I remember seeing him in a short documentary film about children's literature when I was young and being fascinated by the process of drawing and making picture books. Fascinated by seeing him draw. I remember him demonstrating a flip book, where drawings became that amazing thing - 'animation'.
So the question arises, what appeals to me about his work? Foremost, there is breadth and depth to it. There are a variety of styles contained in his illustrations. This, to me, reflects the very richness and complexity of the human experience. I've always been less interested in the artist who has 'one style' throughout a career. I just don't understand it.
He has a willingness, almost compulsion, to stretch his artform to its limit, and yet to stay within this medium of 'illustration'. Be it for theater or literature, the work is illustrating another 'text'. It's difficult to describe why this appeals to me so much. The idea of balance between tradition and experiment appeals to me. I like the growth and the limitation. I feel it in the same way that I wish to stay within the "limitation" of working in the medium of the traditionally crafted stained glass window and yet I wish to apply the widest range of graphic possibilities to that medium.
And then there are the interviews. The first key interview I read was one he did with Jonathan Cott initially for Rolling Stone Magazine in December of 1976, then anthologized in Cott's book "Pipers at the Gates of Dawn". I was 17 when I read it and this interview first set my mind to thinking about art - about making art myself. I haven't stopped thinking about it since.
Initially, the most appealing aspect of these interviews was reading of the self taught nature of his learning. His 'school' education was limited and mostly disdained. Yet he displayed a voracious appetite for learning, especially for learning his art - unimpeded by Academia!
This viewpoint opened up a whole new world for me. I could learn and figure things out by myself. Learning could be an active pursuit and not a passive 'taking in'. It was very liberating for the rather uptight and timid teenager that I was.
And yet I've been timid about this all these years. Just too difficult to explain, I suppose. Something along the lines of - "Why on earth would a stained glass artist be most influenced by a children's book illustrator?" I don't think I felt any shame at being influenced by such a "lowly" art form as children's book illustration. Yet I know I avoided talking about it for fear it would make a conversation too difficult. This happened most often when I discussed my art with people who seem to represent a 'higher' form of art, especially gallery people and museum people.

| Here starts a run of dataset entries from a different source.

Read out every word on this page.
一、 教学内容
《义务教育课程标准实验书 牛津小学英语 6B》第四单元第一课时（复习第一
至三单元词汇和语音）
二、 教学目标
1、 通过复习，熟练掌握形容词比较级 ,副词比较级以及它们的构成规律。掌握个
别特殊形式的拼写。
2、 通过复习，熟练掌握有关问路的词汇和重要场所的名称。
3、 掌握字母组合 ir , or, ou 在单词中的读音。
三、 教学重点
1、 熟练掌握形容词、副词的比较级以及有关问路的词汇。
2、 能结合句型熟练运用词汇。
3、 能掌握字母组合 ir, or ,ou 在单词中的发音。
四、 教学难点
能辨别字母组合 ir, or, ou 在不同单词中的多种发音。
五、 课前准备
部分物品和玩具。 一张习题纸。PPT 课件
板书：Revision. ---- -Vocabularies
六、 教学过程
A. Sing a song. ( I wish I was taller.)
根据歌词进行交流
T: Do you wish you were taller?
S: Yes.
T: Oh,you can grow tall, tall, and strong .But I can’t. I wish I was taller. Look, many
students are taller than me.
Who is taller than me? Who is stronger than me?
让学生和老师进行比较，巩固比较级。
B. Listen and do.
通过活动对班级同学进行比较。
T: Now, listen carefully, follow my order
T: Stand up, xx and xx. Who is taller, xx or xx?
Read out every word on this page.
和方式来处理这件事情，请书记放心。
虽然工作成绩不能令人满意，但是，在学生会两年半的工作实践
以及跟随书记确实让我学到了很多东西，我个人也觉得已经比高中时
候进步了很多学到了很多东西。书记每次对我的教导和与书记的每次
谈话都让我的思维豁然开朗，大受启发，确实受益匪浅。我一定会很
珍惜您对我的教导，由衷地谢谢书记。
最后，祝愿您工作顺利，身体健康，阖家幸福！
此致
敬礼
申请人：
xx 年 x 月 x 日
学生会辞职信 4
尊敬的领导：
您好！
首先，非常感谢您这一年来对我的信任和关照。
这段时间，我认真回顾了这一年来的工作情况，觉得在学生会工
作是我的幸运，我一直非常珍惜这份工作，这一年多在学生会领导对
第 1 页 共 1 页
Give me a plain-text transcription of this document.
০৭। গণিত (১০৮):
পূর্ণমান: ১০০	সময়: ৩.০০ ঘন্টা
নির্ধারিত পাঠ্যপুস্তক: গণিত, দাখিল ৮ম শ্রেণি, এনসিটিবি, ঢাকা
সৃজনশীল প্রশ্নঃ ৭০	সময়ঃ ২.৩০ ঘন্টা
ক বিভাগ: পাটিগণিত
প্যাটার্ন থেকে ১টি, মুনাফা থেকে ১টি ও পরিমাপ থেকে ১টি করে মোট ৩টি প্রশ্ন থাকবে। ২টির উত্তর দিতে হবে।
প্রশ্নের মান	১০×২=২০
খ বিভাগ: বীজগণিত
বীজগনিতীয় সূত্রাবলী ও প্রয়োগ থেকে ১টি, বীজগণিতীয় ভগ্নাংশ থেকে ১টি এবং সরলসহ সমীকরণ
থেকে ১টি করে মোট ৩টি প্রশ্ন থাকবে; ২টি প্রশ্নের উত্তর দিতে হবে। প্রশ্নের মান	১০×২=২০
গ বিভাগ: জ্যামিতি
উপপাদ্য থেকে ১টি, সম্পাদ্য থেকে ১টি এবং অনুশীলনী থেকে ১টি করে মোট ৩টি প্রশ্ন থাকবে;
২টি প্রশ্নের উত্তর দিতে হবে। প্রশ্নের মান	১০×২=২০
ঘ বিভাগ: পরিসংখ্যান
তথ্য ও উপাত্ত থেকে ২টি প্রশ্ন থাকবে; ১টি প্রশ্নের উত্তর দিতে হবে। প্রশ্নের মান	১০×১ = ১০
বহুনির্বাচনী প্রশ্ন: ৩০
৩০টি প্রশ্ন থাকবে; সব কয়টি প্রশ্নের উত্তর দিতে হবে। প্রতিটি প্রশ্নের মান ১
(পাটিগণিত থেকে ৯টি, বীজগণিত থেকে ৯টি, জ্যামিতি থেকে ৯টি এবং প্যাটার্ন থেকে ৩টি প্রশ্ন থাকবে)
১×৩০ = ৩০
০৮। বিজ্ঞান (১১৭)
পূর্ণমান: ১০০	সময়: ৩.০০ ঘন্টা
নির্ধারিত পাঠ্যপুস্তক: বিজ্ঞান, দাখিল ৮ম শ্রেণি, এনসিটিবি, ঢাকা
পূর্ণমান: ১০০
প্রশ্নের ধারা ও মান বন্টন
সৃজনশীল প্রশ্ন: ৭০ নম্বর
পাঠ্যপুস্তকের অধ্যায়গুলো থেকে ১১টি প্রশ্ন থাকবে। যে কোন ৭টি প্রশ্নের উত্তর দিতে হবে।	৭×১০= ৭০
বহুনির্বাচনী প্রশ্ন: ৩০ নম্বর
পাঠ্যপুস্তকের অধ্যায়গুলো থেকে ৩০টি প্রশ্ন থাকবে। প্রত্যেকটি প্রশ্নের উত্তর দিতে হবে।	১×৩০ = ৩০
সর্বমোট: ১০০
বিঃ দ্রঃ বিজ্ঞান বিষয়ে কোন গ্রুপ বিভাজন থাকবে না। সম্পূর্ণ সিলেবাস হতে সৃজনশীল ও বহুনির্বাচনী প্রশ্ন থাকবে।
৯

So, I have come to the realization, especially after this latest round of Sendak interviews, that I need to be honest and forthright about myself, my influences and, ulitmately, my own viewpoint of the world. That is what being an artist is about anyway. This man, who I believe is one of the greatest visual artists of the past century, deserves that. If I am going to publicly state his influence on my work and world view then I owe it to him to dive deep and be honest.